De regresso a Bali depois de três semanas na Tailândia, mas para um sítio onde o tempo anda mais devagar

By Rita Varandas - terça-feira, julho 26, 2016

Houve logo ali um enamoramento. Uma empatia quase à primeira vista, ao ponto de uns dias depois já estarem os dois no sofá, lado a lado: ele a ler o kindle, ela a ver vídeos de desenhos animados em indonésio. 
No regresso a Bali, decidimos ficar na zona este da ilha, em Sidemen, junto ao Monte Agung. A família que gere a vila onde ficámos alojados foi de uma simpatia extrema e ela, o expoente da beleza exótica. Só por isso não tive ciúmes dos dois :) O Sérgio tem uma paciência santa para os miúdos e sabe diverti-los. Dá gosto, só de ver! 




Decidir norte ao invés de sul, implicou mais duas horas de viagem depois de um voo de quatro horas da Tailândia para Bali, mas as vistas compensaram (como sempre!). Substituímos o azul da água pelo verde da montanha. Só a vista do nosso quarto, era de cortar a respiração. 




O tempo não estava favorável, apesar de ser estação quente na Indonésia, mas nestas paragens o calor está sempre presente, portanto, mergulhos na piscina ou nas águas quentes do mar, são sempre recomendáveis. A chuva dificulta os passeios de mota, mas comprámos uns impremeáveis - que mais pareciam sacos de plástico gigantes - e seguimos viagem, mesmo com as monções sobre as nossas cabeças. 
Visitámos nesta região, o templo mais importante de Bali, o Pura Besakih, conhecido como a mãe dos templos. Quase parece uma referência à Khaleesi, mãe dos dragões :D 
Ah, para visitar os templos, é necessário usar um sarong, por forma a tapar as pernas. Normalmente, à entrada, há sarongs que se alugam, mas como já visitámos tantos templos, decidimos comprar os nossos, até para levar para Portugal. Escolhemos um dos padrões mais comuns e utilizados na Indonésia, inclusive para adornar a entrada das casas, apenas com cores distintas: preto e vermelho. Ainda pega moda em portugal :) 







Em Sideman, a tecelagem tem um passado longo, mas segundo li, é uma arte que os jovens foram abandonando no início dos anos 90, por considerarem que não era rentável ou mesmo trendy.
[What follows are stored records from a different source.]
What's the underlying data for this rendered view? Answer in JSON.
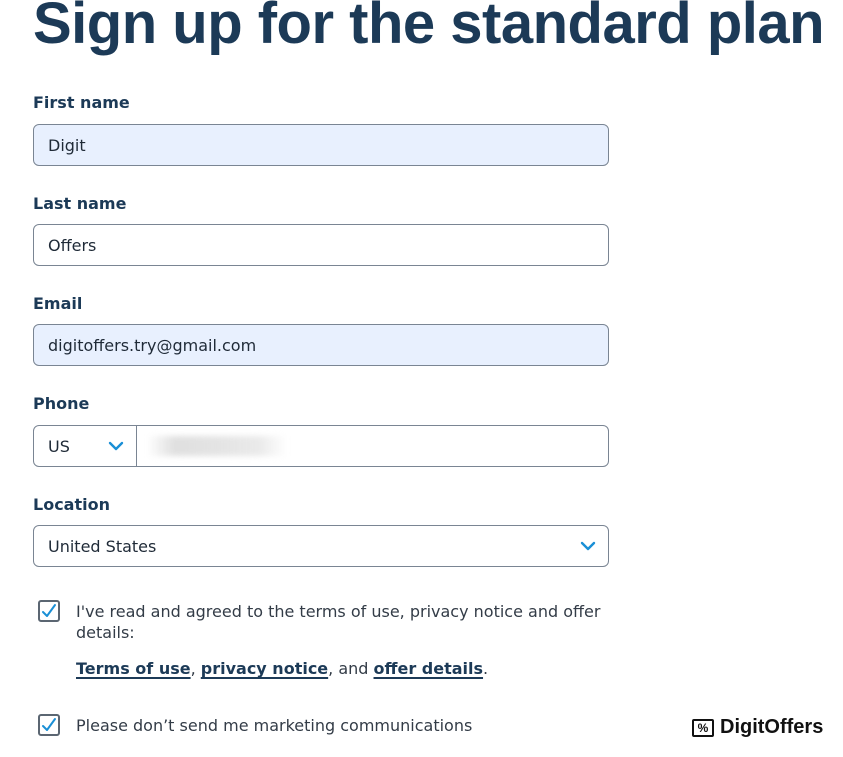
{
  "page": {
    "title": "Sign up for the standard plan"
  },
  "form": {
    "first_name": {
      "label": "First name",
      "value": "Digit"
    },
    "last_name": {
      "label": "Last name",
      "value": "Offers"
    },
    "email": {
      "label": "Email",
      "value": "digitoffers.try@gmail.com"
    },
    "phone": {
      "label": "Phone",
      "country_code": "US",
      "number": ""
    },
    "location": {
      "label": "Location",
      "value": "United States"
    }
  },
  "checkboxes": {
    "terms": {
      "checked": true,
      "line1": "I've read and agreed to the terms of use, privacy notice and offer",
      "line2": "details:"
    },
    "marketing": {
      "checked": true,
      "text": "Please don’t send me marketing communications"
    }
  },
  "links": {
    "terms_of_use": "Terms of use",
    "sep1": ", ",
    "privacy_notice": "privacy notice",
    "sep2": ", and ",
    "offer_details": "offer details",
    "end": "."
  },
  "watermark": {
    "brand": "DigitOffers",
    "icon": "percent-icon"
  },
  "colors": {
    "heading": "#1c3a57",
    "autofill_bg": "#e8f0fe",
    "check_accent": "#1a8fd6",
    "chevron": "#1a8fd6"
  }
}
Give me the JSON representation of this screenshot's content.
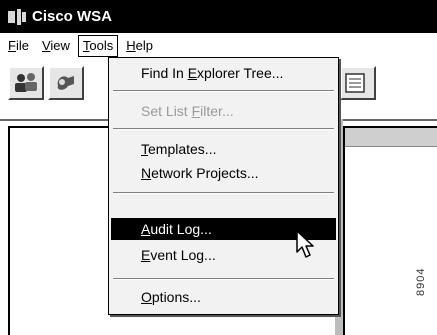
{
  "window": {
    "title": "Cisco WSA"
  },
  "menubar": {
    "items": [
      {
        "label": "File",
        "key": "F",
        "rest": "ile"
      },
      {
        "label": "View",
        "key": "V",
        "rest": "iew"
      },
      {
        "label": "Tools",
        "key": "T",
        "rest": "ools"
      },
      {
        "label": "Help",
        "key": "H",
        "rest": "elp"
      }
    ]
  },
  "tools_menu": {
    "items": [
      {
        "pre": "Find In ",
        "key": "E",
        "rest": "xplorer Tree...",
        "enabled": true
      },
      {
        "pre": "Set List ",
        "key": "F",
        "rest": "ilter...",
        "enabled": false
      },
      {
        "pre": "",
        "key": "T",
        "rest": "emplates...",
        "enabled": true
      },
      {
        "pre": "",
        "key": "N",
        "rest": "etwork Projects...",
        "enabled": true
      },
      {
        "pre": "",
        "key": "A",
        "rest": "udit Log...",
        "enabled": true,
        "highlighted": true
      },
      {
        "pre": "",
        "key": "E",
        "rest": "vent Log...",
        "enabled": true
      },
      {
        "pre": "",
        "key": "O",
        "rest": "ptions...",
        "enabled": true
      }
    ]
  },
  "figure_number": "8904",
  "toolbar": {
    "icons": [
      "users-icon",
      "network-icon",
      "document-icon"
    ]
  }
}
Tal como muitos ofícios, o vintage torna-se moda e recentemente, tem havido um esforço para recuperar esta tradição e em Pelangi, encontrámos uma fábrica onde vimos todo o processo desde o desenho dos padrões à execução. Ficámos intoxicados com a beleza dos tecidos, chamados de Ikat. 
Os homens são responsáveis pelo desenho dos padrões e pintura dos mesmos, só posteriormente as mulheres trabalham as linhas, transformando fios soltos em verdadeiras obras de arte.







Saímos de Bali com a sensação que ficou ainda tanto por ver, apesar de termos estado na ilha duas vezes nesta nossa aventura. Ainda tivemos tempo de explorar a região da península de Bukit, Candidasa, Tegalalang, mas faltou o norte (Lovina), Amen... Talvez um dia voltemos, mas há tanto mundo para explorar que voltar quatro vezes ao mesmo sítio, passa a ser uma obsessão (mas das boas!) :) 









Ao fim de mais três dias e quatro noites em Bali, voltámos a fazer as malas, apanhar um avião com destino a Yogyakarta, na ilha de Java, uma cidade muito especial. 
Para além do magnífico pôr-do-sol no Borodudur (embora nublado), a visita ao Prambanan e às ruas labirínticas que fazem parte do Kraton (palácio real) e outros sítios maravilhosos que visitámos - que contaremos no post seguinte - descobrimos um pedaço de paraíso no sul de Yogyakarta, em Parangtritis.